Mark Zuckerberg, lors d'une présentation en décembre 2016.

 

Un procès s’est ouvert mardi devant un juge de San Francisco entre Facebook et le fisc des Etats-Unis (IRS), qui réclame au réseau social 9 milliards de dollars d’arriérés d’impôts. Le contentieux porte sur un transfert de propriété intellectuelle réalisé en 2010 par le groupe vers une de ses filiales en Irlande. L’issue de cette affaire pourrait changer la donne en ce qui concerne la taxation des multinationales.

Alors que son PDG Mark Zuckerberg s’est publiquement prononcé en faveur de la réforme fiscale en préparation au sein de l’OCDE, Facebook se défend aux Etats-Unis, depuis mardi, dans un procès où il est justement accusé d’avoir profité des largesses des réglementations fiscales actuelles. Le fisc américain (l’Internal Revenue Service-IRS) l’a en effet assigné en justice pour le remboursement d’arriérés d’impôts dont le montant s’élève à 9 milliards de dollars. Le groupe aurait échappé à cette taxation en transférant une partie de ces actifs vers sa filiale en Irlande.

Facebook a usé du double irlandais

Les faits remontent à 2008. Facebook ne compte alors que 100 millions d’utilisateurs mais s’internationalise à grande vitesse.
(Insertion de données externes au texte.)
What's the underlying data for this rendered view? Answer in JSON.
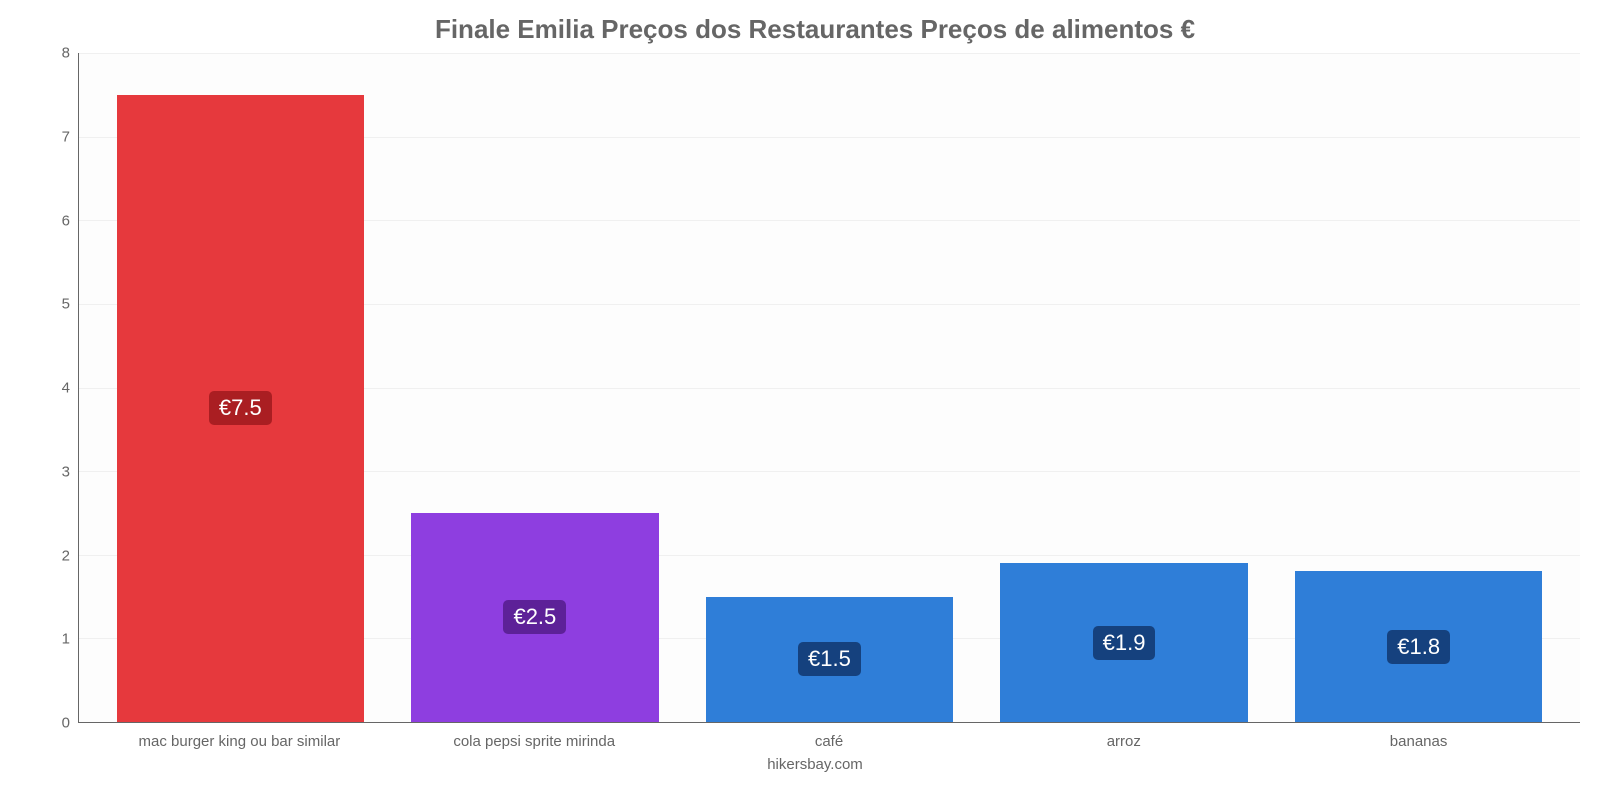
{
  "chart": {
    "type": "bar",
    "title": "Finale Emilia Preços dos Restaurantes Preços de alimentos €",
    "title_fontsize": 26,
    "title_color": "#666666",
    "attribution": "hikersbay.com",
    "attribution_color": "#666666",
    "background_color": "#ffffff",
    "plot_background_color": "#fdfdfd",
    "grid_color": "#f0f0f0",
    "axis_line_color": "#666666",
    "tick_label_color": "#666666",
    "tick_fontsize": 15,
    "y_axis": {
      "min": 0,
      "max": 8,
      "tick_step": 1,
      "ticks": [
        0,
        1,
        2,
        3,
        4,
        5,
        6,
        7,
        8
      ]
    },
    "bars": [
      {
        "category": "mac burger king ou bar similar",
        "value": 7.5,
        "display_label": "€7.5",
        "bar_color": "#e6393d",
        "label_bg": "#aa1e22",
        "label_text_color": "#ffffff"
      },
      {
        "category": "cola pepsi sprite mirinda",
        "value": 2.5,
        "display_label": "€2.5",
        "bar_color": "#8e3ee0",
        "label_bg": "#5d2198",
        "label_text_color": "#ffffff"
      },
      {
        "category": "café",
        "value": 1.5,
        "display_label": "€1.5",
        "bar_color": "#2f7ed8",
        "label_bg": "#15417e",
        "label_text_color": "#ffffff"
      },
      {
        "category": "arroz",
        "value": 1.9,
        "display_label": "€1.9",
        "bar_color": "#2f7ed8",
        "label_bg": "#15417e",
        "label_text_color": "#ffffff"
      },
      {
        "category": "bananas",
        "value": 1.8,
        "display_label": "€1.8",
        "bar_color": "#2f7ed8",
        "label_bg": "#15417e",
        "label_text_color": "#ffffff"
      }
    ],
    "bar_width_ratio": 0.84,
    "bar_label_fontsize": 22
  }
}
Dans ce contexte, le réseau social s’intéresse de près à la façon dont circulent ses revenus et la façon dont elle est taxée. Il constate que  le fait de tout déclarer aux Etats-Unis coûte très cher en termes d’imposition. Il cherche par conséquent un pays pour y transférer une partie de ses profits. L’Irlande et son régime fiscal très avantageux pour les entreprises se présente comme le candidat idéal.
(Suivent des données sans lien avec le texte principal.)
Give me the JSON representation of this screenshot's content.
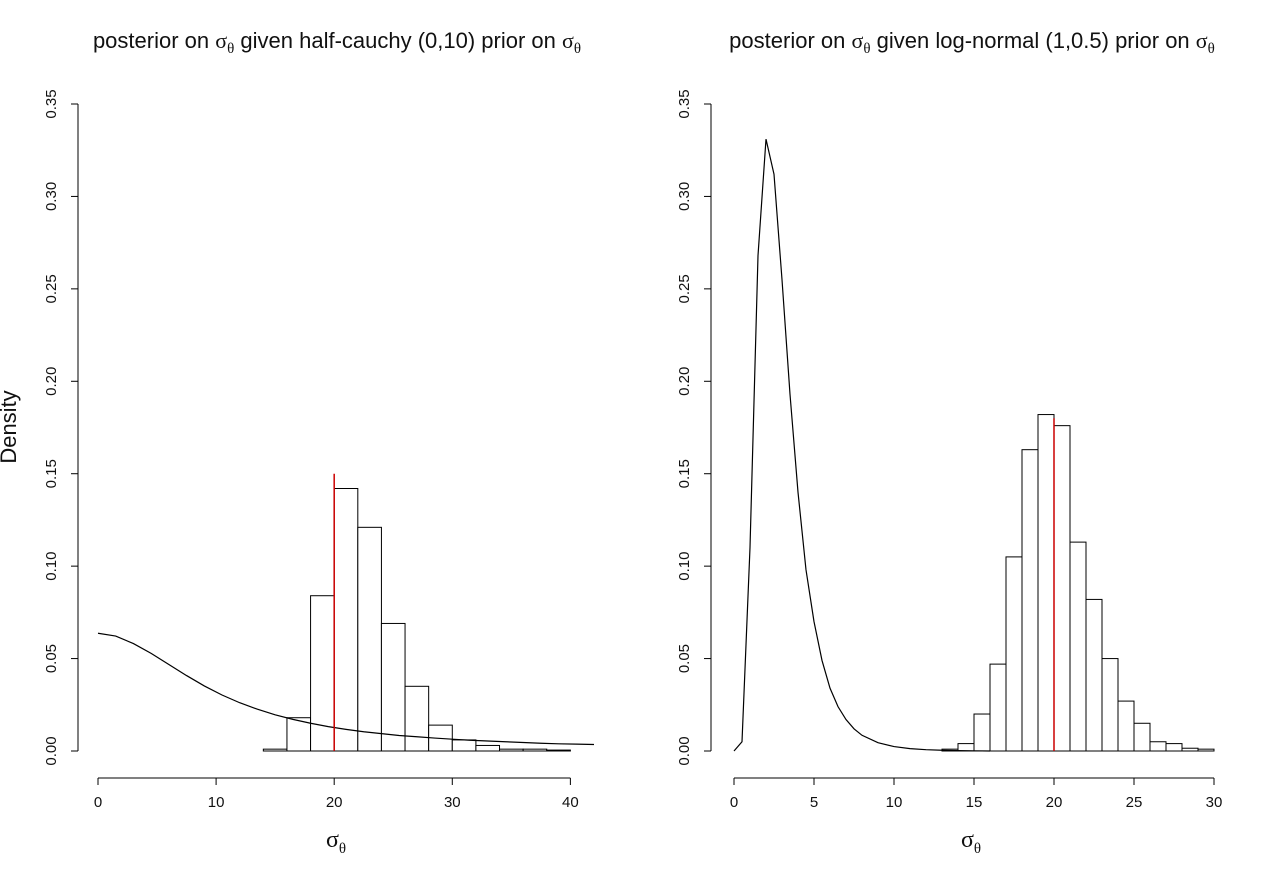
{
  "figure": {
    "ylabel": "Density"
  },
  "chart_data": [
    {
      "type": "histogram",
      "title": {
        "prefix": "posterior on ",
        "sym1": "σ",
        "sub1": "θ",
        "middle": " given half-cauchy (0,10) prior on  ",
        "sym2": "σ",
        "sub2": "θ"
      },
      "xlabel": {
        "sym": "σ",
        "sub": "θ"
      },
      "ylabel": "Density",
      "xlim": [
        0,
        42
      ],
      "ylim": [
        0,
        0.35
      ],
      "xticks": [
        0,
        10,
        20,
        30,
        40
      ],
      "yticks": [
        0.0,
        0.05,
        0.1,
        0.15,
        0.2,
        0.25,
        0.3,
        0.35
      ],
      "ytick_labels": [
        "0.00",
        "0.05",
        "0.10",
        "0.15",
        "0.20",
        "0.25",
        "0.30",
        "0.35"
      ],
      "bins": [
        {
          "x0": 14,
          "x1": 16,
          "density": 0.001
        },
        {
          "x0": 16,
          "x1": 18,
          "density": 0.018
        },
        {
          "x0": 18,
          "x1": 20,
          "density": 0.084
        },
        {
          "x0": 20,
          "x1": 22,
          "density": 0.142
        },
        {
          "x0": 22,
          "x1": 24,
          "density": 0.121
        },
        {
          "x0": 24,
          "x1": 26,
          "density": 0.069
        },
        {
          "x0": 26,
          "x1": 28,
          "density": 0.035
        },
        {
          "x0": 28,
          "x1": 30,
          "density": 0.014
        },
        {
          "x0": 30,
          "x1": 32,
          "density": 0.006
        },
        {
          "x0": 32,
          "x1": 34,
          "density": 0.003
        },
        {
          "x0": 34,
          "x1": 36,
          "density": 0.001
        },
        {
          "x0": 36,
          "x1": 38,
          "density": 0.001
        },
        {
          "x0": 38,
          "x1": 40,
          "density": 0.0005
        }
      ],
      "prior_curve": {
        "name": "half-cauchy (0,10) prior density",
        "x": [
          0,
          1.5,
          3,
          4.5,
          6,
          7.5,
          9,
          10.5,
          12,
          13.5,
          15,
          16.5,
          18,
          19.5,
          21,
          22.5,
          24,
          25.5,
          27,
          28.5,
          30,
          31.5,
          33,
          34.5,
          36,
          37.5,
          39,
          40.5,
          42
        ],
        "y": [
          0.0637,
          0.0622,
          0.0581,
          0.0528,
          0.0468,
          0.0408,
          0.0352,
          0.0303,
          0.0261,
          0.0226,
          0.0196,
          0.0171,
          0.015,
          0.0132,
          0.0117,
          0.0104,
          0.0094,
          0.0084,
          0.0077,
          0.007,
          0.0064,
          0.0058,
          0.0054,
          0.005,
          0.0046,
          0.0042,
          0.0039,
          0.0037,
          0.0035
        ]
      },
      "true_value_line": {
        "x": 20,
        "y_top": 0.15,
        "color": "#cc0000"
      }
    },
    {
      "type": "histogram",
      "title": {
        "prefix": "posterior on ",
        "sym1": "σ",
        "sub1": "θ",
        "middle": " given log-normal (1,0.5) prior on ",
        "sym2": "σ",
        "sub2": "θ"
      },
      "xlabel": {
        "sym": "σ",
        "sub": "θ"
      },
      "ylabel": "",
      "xlim": [
        0,
        31
      ],
      "ylim": [
        0,
        0.35
      ],
      "xticks": [
        0,
        5,
        10,
        15,
        20,
        25,
        30
      ],
      "yticks": [
        0.0,
        0.05,
        0.1,
        0.15,
        0.2,
        0.25,
        0.3,
        0.35
      ],
      "ytick_labels": [
        "0.00",
        "0.05",
        "0.10",
        "0.15",
        "0.20",
        "0.25",
        "0.30",
        "0.35"
      ],
      "bins": [
        {
          "x0": 13,
          "x1": 14,
          "density": 0.001
        },
        {
          "x0": 14,
          "x1": 15,
          "density": 0.004
        },
        {
          "x0": 15,
          "x1": 16,
          "density": 0.02
        },
        {
          "x0": 16,
          "x1": 17,
          "density": 0.047
        },
        {
          "x0": 17,
          "x1": 18,
          "density": 0.105
        },
        {
          "x0": 18,
          "x1": 19,
          "density": 0.163
        },
        {
          "x0": 19,
          "x1": 20,
          "density": 0.182
        },
        {
          "x0": 20,
          "x1": 21,
          "density": 0.176
        },
        {
          "x0": 21,
          "x1": 22,
          "density": 0.113
        },
        {
          "x0": 22,
          "x1": 23,
          "density": 0.082
        },
        {
          "x0": 23,
          "x1": 24,
          "density": 0.05
        },
        {
          "x0": 24,
          "x1": 25,
          "density": 0.027
        },
        {
          "x0": 25,
          "x1": 26,
          "density": 0.015
        },
        {
          "x0": 26,
          "x1": 27,
          "density": 0.005
        },
        {
          "x0": 27,
          "x1": 28,
          "density": 0.004
        },
        {
          "x0": 28,
          "x1": 29,
          "density": 0.0015
        },
        {
          "x0": 29,
          "x1": 30,
          "density": 0.001
        }
      ],
      "prior_curve": {
        "name": "log-normal (1,0.5) prior density",
        "x": [
          0,
          0.5,
          1.0,
          1.5,
          2.0,
          2.5,
          3.0,
          3.5,
          4.0,
          4.5,
          5.0,
          5.5,
          6.0,
          6.5,
          7.0,
          7.5,
          8.0,
          9.0,
          10.0,
          11.0,
          12.0,
          13.0,
          14.0,
          15.0,
          16.0
        ],
        "y": [
          0.0,
          0.005,
          0.11,
          0.268,
          0.331,
          0.312,
          0.255,
          0.193,
          0.14,
          0.098,
          0.07,
          0.049,
          0.034,
          0.024,
          0.017,
          0.012,
          0.0085,
          0.0045,
          0.0024,
          0.0013,
          0.0007,
          0.0004,
          0.0002,
          0.0001,
          0.0
        ]
      },
      "true_value_line": {
        "x": 20,
        "y_top": 0.18,
        "color": "#cc0000"
      }
    }
  ]
}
Les modalités de ce transfert sont arrêtées et Facebook annonce publiquement le choix de Dublin pour devenir son siège à l’international. Pour déplacer ses bénéfices sur place, la firme américaine passe par un mécanisme d’optimisation fiscal bien connu des multinationales : le double irlandais. Elle transfère ainsi une partie de ses actifs et donc de ses revenus en Irlande (12,5 % de taux d’imposition), puis les achemine dans un paradis fiscal – les Îles Caïmans -, où le taux est quasiment nul.

« Nous avons hâte de présenter nos arguments devant le juge »

Le mécanisme de transfert en lui-même n’a rien d’illégal, mais celui-ci doit s’accompagner d’un prix de transfert fixé de façon objective par rapport au marché et aux attributs de ces actifs. C’est justement sur ce prix que le contentieux porte en juillet 2017. Le fisc américain accuse Facebook d’avoir déclaré pour ses technologies une valeur nettement inférieure à la réalité (7 milliards de dollars, contre 21 milliards pour l’IRS), ce qui lui permet de réduire son impôt aux Etats-Unis.

A l’inverse, Facebook soutient que la somme que lui avait reversée sa filiale irlandaise en échange des technologies en question était en réalité supérieure à la valeur réelle de ces actifs, et qu’il a de ce fait été trop lourdement taxé aux Etats-Unis. « Nous avons hâte de présenter nos arguments devant le juge et de mettre un terme à ce contentieux de plusieurs années », a commenté un porte-parole du réseau social, Bertie Thomson, dans un mail à l’AFP.

Plusieurs hauts responsables de Facebook doivent être entendus dans le cadre de ce procès. Le jugement pourrait marquer un précédent quant à l’attitude de la justice américaine face à la pratique, courante parmi les multinationales, consistant à transférer des bénéfices vers les pays qui les taxent le moins possible.